By Eli Saslow
Washington Post Staff Writer
Friday, October 17, 2008; Page A01
Early in 2005, Barack Obama met with half a dozen advisers in Washington to plot strategy. Some of those who participated remember that the group focused less on the details of Obama’s new job as the junior senator from Illinois than on managing his overall political image. He wanted to run for governor, maybe even president, someday, and preparing required a risky choice between two approaches to Washington.
Obama arrived as a celebrity, a best-selling author whose keynote speech was the only moment Democrats wanted to remember from their 2004 convention. He could capitalize on that reputation by speaking out against the Iraq war, scheduling prime-time television interviews and seizing control of high-profile bills.
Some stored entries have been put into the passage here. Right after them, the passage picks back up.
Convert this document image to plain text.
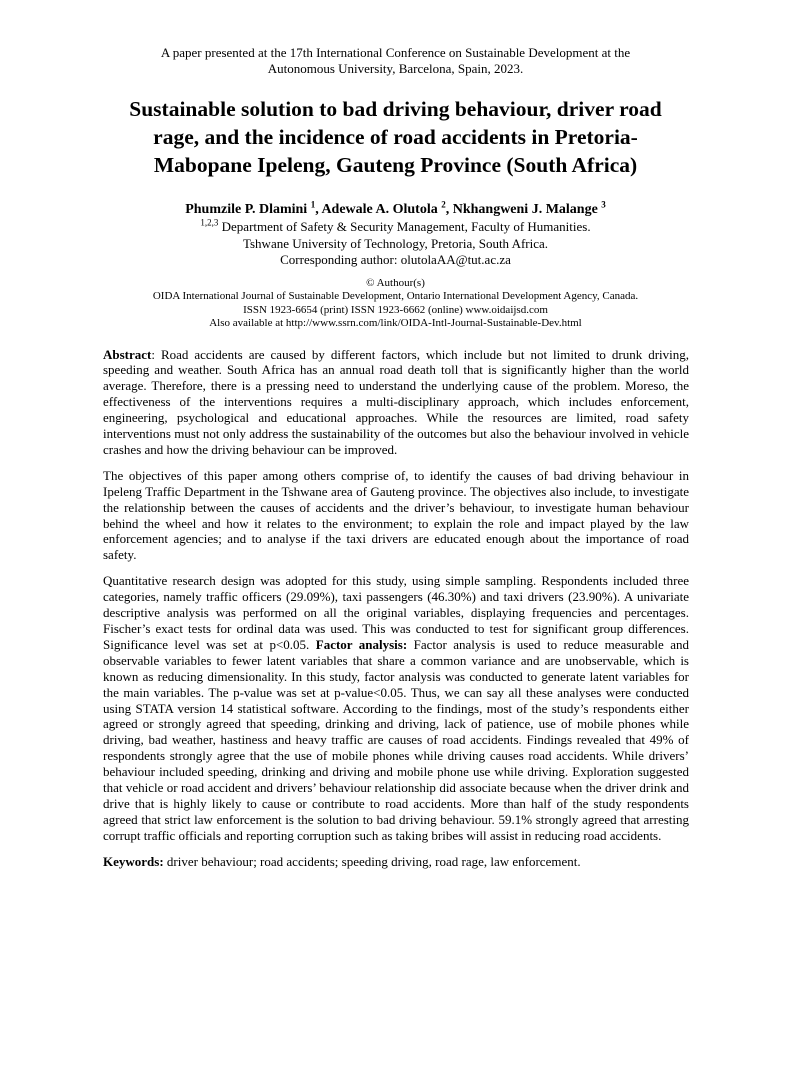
A paper presented at the 17th International Conference on Sustainable Development at the
Autonomous University, Barcelona, Spain, 2023.

Sustainable solution to bad driving behaviour, driver road
rage, and the incidence of road accidents in Pretoria-
Mabopane Ipeleng, Gauteng Province (South Africa)

Phumzile P. Dlamini $^1$, Adewale A. Olutola $^2$, Nkhangweni J. Malange $^3$

$^{1,2,3}$ Department of Safety & Security Management, Faculty of Humanities.
Tshwane University of Technology, Pretoria, South Africa.
Corresponding author: olutolaAA@tut.ac.za
© Authour(s)
OIDA International Journal of Sustainable Development, Ontario International Development Agency, Canada.
ISSN 1923-6654 (print) ISSN 1923-6662 (online) www.oidaijsd.com
Also available at http://www.ssrn.com/link/OIDA-Intl-Journal-Sustainable-Dev.html

Abstract: Road accidents are caused by different factors, which include but not limited to drunk driving, speeding and weather. South Africa has an annual road death toll that is significantly higher than the world average. Therefore, there is a pressing need to understand the underlying cause of the problem. Moreso, the effectiveness of the interventions requires a multi-disciplinary approach, which includes enforcement, engineering, psychological and educational approaches. While the resources are limited, road safety interventions must not only address the sustainability of the outcomes but also the behaviour involved in vehicle crashes and how the driving behaviour can be improved.

The objectives of this paper among others comprise of, to identify the causes of bad driving behaviour in Ipeleng Traffic Department in the Tshwane area of Gauteng province. The objectives also include, to investigate the relationship between the causes of accidents and the driver’s behaviour, to investigate human behaviour behind the wheel and how it relates to the environment; to explain the role and impact played by the law enforcement agencies; and to analyse if the taxi drivers are educated enough about the importance of road safety.

Quantitative research design was adopted for this study, using simple sampling. Respondents included three categories, namely traffic officers (29.09%), taxi passengers (46.30%) and taxi drivers (23.90%). A univariate descriptive analysis was performed on all the original variables, displaying frequencies and percentages. Fischer’s exact tests for ordinal data was used. This was conducted to test for significant group differences. Significance level was set at p<0.05. Factor analysis: Factor analysis is used to reduce measurable and observable variables to fewer latent variables that share a common variance and are unobservable, which is known as reducing dimensionality. In this study, factor analysis was conducted to generate latent variables for the main variables. The p-value was set at p-value<0.05. Thus, we can say all these analyses were conducted using STATA version 14 statistical software. According to the findings, most of the study’s respondents either agreed or strongly agreed that speeding, drinking and driving, lack of patience, use of mobile phones while driving, bad weather, hastiness and heavy traffic are causes of road accidents. Findings revealed that 49% of respondents strongly agree that the use of mobile phones while driving causes road accidents. While drivers’ behaviour included speeding, drinking and driving and mobile phone use while driving. Exploration suggested that vehicle or road accident and drivers’ behaviour relationship did associate because when the driver drink and drive that is highly likely to cause or contribute to road accidents. More than half of the study respondents agreed that strict law enforcement is the solution to bad driving behaviour. 59.1% strongly agreed that arresting corrupt traffic officials and reporting corruption such as taking bribes will assist in reducing road accidents.

Keywords: driver behaviour; road accidents; speeding driving, road rage, law enforcement.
He could, as one Chicago friend suggested, “go in, do your thing and take the place by storm.”
Or, others advised, Obama could assume the typical role of a freshman senator, maneuvering with deference and humility. By endearing himself to Washington’s elite, he could build the foundation for his future.
“I think it’s important to take it slow,” Obama told his advisers. “I want to be liked.”
The result of those meetings was a kind of road map for the months ahead — a document his advisers called the “strategic plan.” Its creation testified to the focus and self-discipline that are part of Obama’s nature. While designed to outline Obama’s first 16 months in the U.S. Senate, its central tenets have delivered him to the brink of the presidency: Seek advice. Listen. Make cautious decisions. Strive for consensus.
But above all, the plan reminded Obama to manage his image and cultivate his political future. He came to the Senate with an inkling that he might seek the presidency, friends said, but his ambition and self-confidence compelled him to run much earlier than he had anticipated. By August 2006, a little more than 18 months after arriving in Washington, he began asking people he had barely met what they knew about New Hampshire and Iowa.